The maneuver, which will make it costlier to borrow everything, from a line of credit to a mortgage on a home, will also further strain Americans' pocketbooks and likely weaken the economy. But it is considered the only way to potentially stave off the even harsher economic consequences of a wider recession.
Economists predict the first rate hike will hit Wednesday, following a rate-setting meeting where the central bank is expected to announce that it's raising its benchmark short-term interest rate by a half-percent — the sharpest rate hike since 2000.
But according to the AP, the rate hikes won’t stop there. Rather, they will continue at a “drastic” pace over the next several months.
“The Fed will likely carry out another half-point rate hike at its next meeting in June and possibly at the next one after that, in July,” the news agency said, adding, “Economists foresee still further rate hikes in the months to follow.”
The news is the latest development in an ill-fated inflation saga that began in the early days of Joe Biden’s presidency.

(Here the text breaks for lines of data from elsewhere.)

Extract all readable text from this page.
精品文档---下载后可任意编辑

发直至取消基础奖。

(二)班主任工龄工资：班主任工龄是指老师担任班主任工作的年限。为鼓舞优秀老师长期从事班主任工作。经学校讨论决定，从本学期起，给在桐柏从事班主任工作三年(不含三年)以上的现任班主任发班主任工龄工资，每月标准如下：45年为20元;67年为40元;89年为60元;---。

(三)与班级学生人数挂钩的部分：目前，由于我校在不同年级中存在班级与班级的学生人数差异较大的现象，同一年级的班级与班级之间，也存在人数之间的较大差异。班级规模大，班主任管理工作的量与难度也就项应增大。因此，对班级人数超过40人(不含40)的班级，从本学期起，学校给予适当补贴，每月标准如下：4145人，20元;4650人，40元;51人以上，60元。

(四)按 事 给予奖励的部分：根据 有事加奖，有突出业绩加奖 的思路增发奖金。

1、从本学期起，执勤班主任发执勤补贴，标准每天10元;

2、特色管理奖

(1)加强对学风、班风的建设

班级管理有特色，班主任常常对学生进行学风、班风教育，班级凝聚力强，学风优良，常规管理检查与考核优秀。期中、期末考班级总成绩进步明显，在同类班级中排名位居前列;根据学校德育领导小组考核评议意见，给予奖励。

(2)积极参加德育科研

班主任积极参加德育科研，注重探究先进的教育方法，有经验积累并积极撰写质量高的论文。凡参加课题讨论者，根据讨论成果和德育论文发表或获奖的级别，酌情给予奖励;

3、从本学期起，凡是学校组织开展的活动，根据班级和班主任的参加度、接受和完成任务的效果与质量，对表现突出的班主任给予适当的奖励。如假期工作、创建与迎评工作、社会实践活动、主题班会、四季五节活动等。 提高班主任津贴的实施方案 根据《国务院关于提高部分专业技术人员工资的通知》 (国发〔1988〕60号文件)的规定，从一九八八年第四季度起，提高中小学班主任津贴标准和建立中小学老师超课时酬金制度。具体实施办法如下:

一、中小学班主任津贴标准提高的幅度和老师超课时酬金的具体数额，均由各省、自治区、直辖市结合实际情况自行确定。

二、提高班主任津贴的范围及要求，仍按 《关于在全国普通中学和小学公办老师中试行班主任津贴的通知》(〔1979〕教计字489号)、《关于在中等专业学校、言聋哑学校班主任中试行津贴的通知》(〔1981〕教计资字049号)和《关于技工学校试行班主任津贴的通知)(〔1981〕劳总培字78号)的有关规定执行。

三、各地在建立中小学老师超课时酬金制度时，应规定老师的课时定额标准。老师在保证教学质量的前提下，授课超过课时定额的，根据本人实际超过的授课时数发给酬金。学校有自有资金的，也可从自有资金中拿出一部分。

For months, the president and his Federal Reserve officials assuaged fears over soaring inflation by claiming the crisis was only “transitory” and failing to take steps to reverse the trend. But the crisis persisted. In March, the consumer price index rose at its fastest pace in 40 years, and there is no end in sight, as demand continues to outstrip supply.
"This was not transitory, this was a real, serious case of inflation," Home Depot founder Ken Langone charged in an interview with Fox Business in April. "We lost a whole year on addressing the issue. Only because, frankly, we have leadership today in America that isn't willing to admit when they're wrong. They made a terrible blunder here, and now the price has got to be paid."
That price, Langone noted, would be jacked-up interest rates at the same levels as inflation or higher — meaning above 8.5% — as the only potential way to achieve a “soft landing.”
It seems the Fed now agrees with Langone’s assessment. Though even with an interest rate hike plan, many fear a recession is still unavoidable.
“A recession at this stage is almost inevitable,” former Fed vice chair Roger Ferguson told CNBC on Monday. “It’s a witch’s brew, and the probability of a recession I think is unfortunately very, very high because their tool is crude and all they can control is aggregate demand.”
Ferguson is only the latest to sign on to that line of thinking.